The Court of Appeal held that the Public Interest Disclosure Act did not make it unlawful for a worker to victimise another worker on the ground that the worker has made a protected disclosure. Nor did the Act make the employer vicariously liable for the actions of workers employed by it. Despite submissions on behalf of the Claimants and Public Concern at Work, the whisteblowing support charity that intervened in support of the appeal, that the Act should be construed in a way that ensured whistleblowers received adequate protection the Court of Appeal said that to do this would mean giving the wording of the Act an interpretation which it could not bear and that the Act would have to be amended by Parliament if it was to make it unlawful for individual workers to victimise co-workers for making protected disclosures.
The Court of Appeal also ruled on the correct test for determining whether a worker has been victimised by an employer on the ground that they made a protected disclosure.

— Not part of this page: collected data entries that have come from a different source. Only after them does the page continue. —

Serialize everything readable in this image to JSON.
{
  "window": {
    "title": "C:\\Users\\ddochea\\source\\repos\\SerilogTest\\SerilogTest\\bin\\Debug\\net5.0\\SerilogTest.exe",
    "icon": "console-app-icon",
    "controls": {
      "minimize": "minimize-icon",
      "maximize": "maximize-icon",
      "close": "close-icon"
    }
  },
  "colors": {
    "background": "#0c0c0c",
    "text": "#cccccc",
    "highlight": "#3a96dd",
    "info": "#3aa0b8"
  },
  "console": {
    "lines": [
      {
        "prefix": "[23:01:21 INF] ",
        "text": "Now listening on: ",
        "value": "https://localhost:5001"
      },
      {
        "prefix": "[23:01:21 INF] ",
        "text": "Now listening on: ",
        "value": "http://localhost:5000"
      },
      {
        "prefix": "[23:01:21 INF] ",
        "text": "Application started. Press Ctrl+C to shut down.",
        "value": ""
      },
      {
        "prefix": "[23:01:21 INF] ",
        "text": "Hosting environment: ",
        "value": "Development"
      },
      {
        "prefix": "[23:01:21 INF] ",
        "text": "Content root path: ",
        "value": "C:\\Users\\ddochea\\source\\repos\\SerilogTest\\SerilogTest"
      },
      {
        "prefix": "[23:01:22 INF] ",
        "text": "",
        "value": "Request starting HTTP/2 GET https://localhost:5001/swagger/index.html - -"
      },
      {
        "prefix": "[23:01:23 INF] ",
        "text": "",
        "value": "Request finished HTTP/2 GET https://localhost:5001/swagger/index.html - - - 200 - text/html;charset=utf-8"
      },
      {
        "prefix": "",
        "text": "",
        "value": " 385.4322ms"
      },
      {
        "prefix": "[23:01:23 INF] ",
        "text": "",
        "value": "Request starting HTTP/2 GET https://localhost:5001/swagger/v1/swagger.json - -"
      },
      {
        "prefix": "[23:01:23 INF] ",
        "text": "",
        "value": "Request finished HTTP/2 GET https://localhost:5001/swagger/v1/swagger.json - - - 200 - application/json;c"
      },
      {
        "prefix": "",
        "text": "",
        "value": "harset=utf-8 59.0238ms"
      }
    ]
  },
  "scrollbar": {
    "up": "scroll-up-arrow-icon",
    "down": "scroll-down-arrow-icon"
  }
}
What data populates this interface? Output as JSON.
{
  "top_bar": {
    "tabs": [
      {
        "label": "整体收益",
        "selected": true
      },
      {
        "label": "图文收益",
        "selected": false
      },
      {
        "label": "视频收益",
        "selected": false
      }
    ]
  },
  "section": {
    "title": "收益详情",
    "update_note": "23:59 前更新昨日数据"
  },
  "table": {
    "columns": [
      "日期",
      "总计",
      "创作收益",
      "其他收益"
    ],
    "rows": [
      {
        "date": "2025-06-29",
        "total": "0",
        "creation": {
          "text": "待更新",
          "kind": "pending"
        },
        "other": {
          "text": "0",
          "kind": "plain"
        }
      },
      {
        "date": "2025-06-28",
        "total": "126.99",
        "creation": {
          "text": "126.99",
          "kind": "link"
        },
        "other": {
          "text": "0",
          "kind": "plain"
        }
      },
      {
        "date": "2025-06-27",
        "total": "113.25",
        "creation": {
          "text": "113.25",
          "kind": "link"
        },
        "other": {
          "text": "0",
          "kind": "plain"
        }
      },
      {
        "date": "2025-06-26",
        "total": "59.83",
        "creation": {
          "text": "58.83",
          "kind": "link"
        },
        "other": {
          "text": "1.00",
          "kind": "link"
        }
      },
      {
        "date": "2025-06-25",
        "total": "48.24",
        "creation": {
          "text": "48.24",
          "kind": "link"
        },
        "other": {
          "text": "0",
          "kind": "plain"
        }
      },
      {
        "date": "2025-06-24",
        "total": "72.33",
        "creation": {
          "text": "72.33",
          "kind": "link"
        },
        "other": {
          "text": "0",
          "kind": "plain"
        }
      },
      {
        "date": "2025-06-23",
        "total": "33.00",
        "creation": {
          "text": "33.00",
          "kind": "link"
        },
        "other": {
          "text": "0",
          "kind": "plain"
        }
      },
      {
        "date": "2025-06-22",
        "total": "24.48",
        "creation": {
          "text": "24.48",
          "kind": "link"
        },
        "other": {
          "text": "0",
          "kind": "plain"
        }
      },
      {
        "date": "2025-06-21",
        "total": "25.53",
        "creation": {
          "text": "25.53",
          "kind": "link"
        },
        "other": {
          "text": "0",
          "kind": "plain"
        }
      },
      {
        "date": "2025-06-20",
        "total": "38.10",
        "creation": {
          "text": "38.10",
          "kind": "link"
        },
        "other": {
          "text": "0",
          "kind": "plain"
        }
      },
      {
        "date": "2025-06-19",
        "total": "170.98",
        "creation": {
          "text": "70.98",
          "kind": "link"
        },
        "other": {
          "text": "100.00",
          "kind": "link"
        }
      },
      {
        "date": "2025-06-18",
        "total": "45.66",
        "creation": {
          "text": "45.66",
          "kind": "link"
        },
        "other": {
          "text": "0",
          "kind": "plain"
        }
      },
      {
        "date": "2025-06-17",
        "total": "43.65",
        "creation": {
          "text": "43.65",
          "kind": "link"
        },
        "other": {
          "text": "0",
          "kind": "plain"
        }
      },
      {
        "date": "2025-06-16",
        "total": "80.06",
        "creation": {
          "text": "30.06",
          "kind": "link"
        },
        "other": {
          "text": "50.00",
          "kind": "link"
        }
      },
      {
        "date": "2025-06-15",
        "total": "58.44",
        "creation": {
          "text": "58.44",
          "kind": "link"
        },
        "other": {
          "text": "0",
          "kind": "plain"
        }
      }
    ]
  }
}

The Court held that there will be an unlawful detriment if the making of the protected disclosure materially influences (in the sense of being more than a trivial influence) the employer's treatment of the whistleblower.
The Court of Appeal's ruling means that there appears to be a significant gap in the protection afforded to whistleblowers under current legislation and the gap can only be remedied by Parliament. In view of the government's stated intention to explore ways of limiting the effect of legislation providing protection for employees there must be some doubt as to whether the Public Interest Disclosure Act will be amended to provide full protection to workers in the foreseeable future.